111 min | PG-13 | October 22, 2021 | Amazon Studios
Louis Wain draws cats for a living and chases electricity in his head. He marries the governess, mourns the love of his life, and loses his grip on reality one psychedelic feline at a time. Will Sharpe makes the madness beautiful and the biopic ordinary.
Louis Wain is a Victorian illustrator who draws cats and believes electricity holds the secret of the universe. He supports a houseful of sisters, falls for the governess his family hires, and watches his mind fracture as grief and mental illness close in. The film follows him from frantic young artist to institutionalized old man. Will Sharpe builds the picture around the idea that Wain sees the world as a current running through everything. The real subject is a man whose great gift and his unraveling come from the same wiring.
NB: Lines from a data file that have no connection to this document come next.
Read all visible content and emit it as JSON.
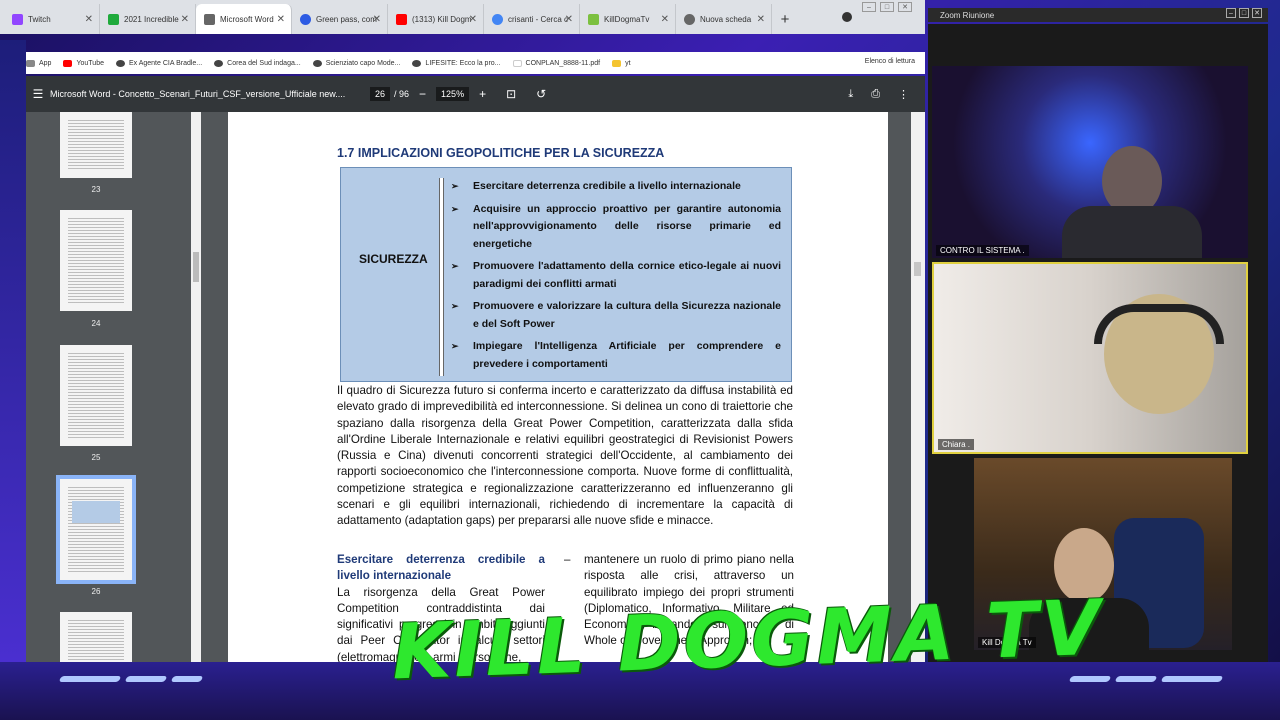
{
  "browser": {
    "tabs": [
      {
        "label": "Twitch",
        "color": "#9146ff",
        "active": false
      },
      {
        "label": "2021 Incredible",
        "color": "#1faa3c",
        "active": false
      },
      {
        "label": "Microsoft Word",
        "color": "#666666",
        "active": true
      },
      {
        "label": "Green pass, com",
        "color": "#2d5be3",
        "active": false
      },
      {
        "label": "(1313) Kill Dogm",
        "color": "#ff0000",
        "active": false
      },
      {
        "label": "crisanti - Cerca c",
        "color": "#4285f4",
        "active": false
      },
      {
        "label": "KillDogmaTv",
        "color": "#7cc040",
        "active": false
      },
      {
        "label": "Nuova scheda",
        "color": "#666666",
        "active": false
      }
    ],
    "bookmarks": [
      {
        "label": "App",
        "color": "#888888"
      },
      {
        "label": "YouTube",
        "color": "#ff0000"
      },
      {
        "label": "Ex Agente CIA Bradle...",
        "color": "#444444"
      },
      {
        "label": "Corea del Sud indaga...",
        "color": "#444444"
      },
      {
        "label": "Scienziato capo Mode...",
        "color": "#444444"
      },
      {
        "label": "LIFESITE: Ecco la pro...",
        "color": "#444444"
      },
      {
        "label": "CONPLAN_8888-11.pdf",
        "color": "#ffffff"
      },
      {
        "label": "yt",
        "color": "#f4c430"
      }
    ],
    "reading_list": "Elenco di lettura"
  },
  "pdf": {
    "title": "Microsoft Word - Concetto_Scenari_Futuri_CSF_versione_Ufficiale new....",
    "page_current": "26",
    "page_total": "/ 96",
    "zoom": "125%",
    "thumbnails": [
      "23",
      "24",
      "25",
      "26"
    ],
    "selected_thumbnail": "26"
  },
  "document": {
    "heading": "1.7 IMPLICAZIONI GEOPOLITICHE PER LA SICUREZZA",
    "box_label": "SICUREZZA",
    "bullets": [
      "Esercitare deterrenza credibile a livello internazionale",
      "Acquisire un approccio proattivo per garantire autonomia nell'approvvigionamento delle risorse primarie ed energetiche",
      "Promuovere l'adattamento della cornice etico-legale ai nuovi paradigmi dei conflitti armati",
      "Promuovere e valorizzare la cultura della Sicurezza nazionale e del Soft Power",
      "Impiegare l'Intelligenza Artificiale per comprendere e prevedere i comportamenti"
    ],
    "paragraph": "Il quadro di Sicurezza futuro si conferma incerto e caratterizzato da diffusa instabilità ed elevato grado di imprevedibilità ed interconnessione. Si delinea un cono di traiettorie che spaziano dalla risorgenza della Great Power Competition, caratterizzata dalla sfida all'Ordine Liberale Internazionale e relativi equilibri geostrategici di Revisionist Powers (Russia e Cina) divenuti concorrenti strategici dell'Occidente, al cambiamento dei rapporti socioeconomico che l'interconnessione comporta. Nuove forme di conflittualità, competizione strategica e regionalizzazione caratterizzeranno ed influenzeranno gli scenari e gli equilibri internazionali, richiedendo di incrementare la capacità di adattamento (adaptation gaps) per prepararsi alle nuove sfide e minacce.",
    "col1_sub": "Esercitare deterrenza credibile a livello internazionale",
    "col1_text": "La risorgenza della Great Power Competition contraddistinta dai significativi progressi in ambiti aggiunti dai Peer Competitor in alcuni settori (elettromagnetico, armi ipersoniche,",
    "col2_dash": "–",
    "col2_text": "mantenere un ruolo di primo piano nella risposta alle crisi, attraverso un equilibrato impiego dei propri strumenti (Diplomatico, Informativo, Militare ed Economico) basandosi sul concetto di Whole of Government Approach;"
  },
  "zoom": {
    "window_title": "Zoom Riunione",
    "participants": [
      {
        "name": "CONTRO IL SISTEMA ."
      },
      {
        "name": "Chiara ."
      },
      {
        "name": "Kill Dogma Tv"
      }
    ]
  },
  "overlay": {
    "watermark": "KILL DOGMA TV",
    "accent": "#2ee82e"
  }
}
Benedict Cumberbatch plays Wain as a bundle of nerves and tics who cannot sit still inside his own skin. He stammers through social ruin and lights up only when he talks about electricity or draws. Claire Foy plays Emily Richardson with a steady warmth that grounds him. Their courtship across a class line gives the first half its only real stakes. Andrea Riseborough plays the eldest sister Caroline as a hard, exhausted woman holding the family together while Wain spends the money on patents and dreams. Toby Jones plays the editor Sir William Ingram with the dry patience of a man who knows he is exploiting a genius.
Sharpe directs from a script he co-wrote with Simon Stephenson, and he treats the frame like a painting that keeps changing texture. The aspect ratio narrows and widens as Wain’s mind expands and contracts. Saturated color floods the screen when he is well and drains out when he sinks. Olivia Colman narrates the whole thing with a storybook lilt that keeps the tone light even as the subject darkens. The cat drawings dissolve into the live action so the line between Wain’s art and his hallucinations disappears.
The visual invention is genuine and the central performance is committed. The structure underneath is the standard cradle-to-grave march through a sad life. Sharpe wants whimsy and tragedy at the same time and the two never quite settle into one register. The film is most alive when it stays inside Wain’s electrified head and most ordinary when it remembers it has a timeline to cover.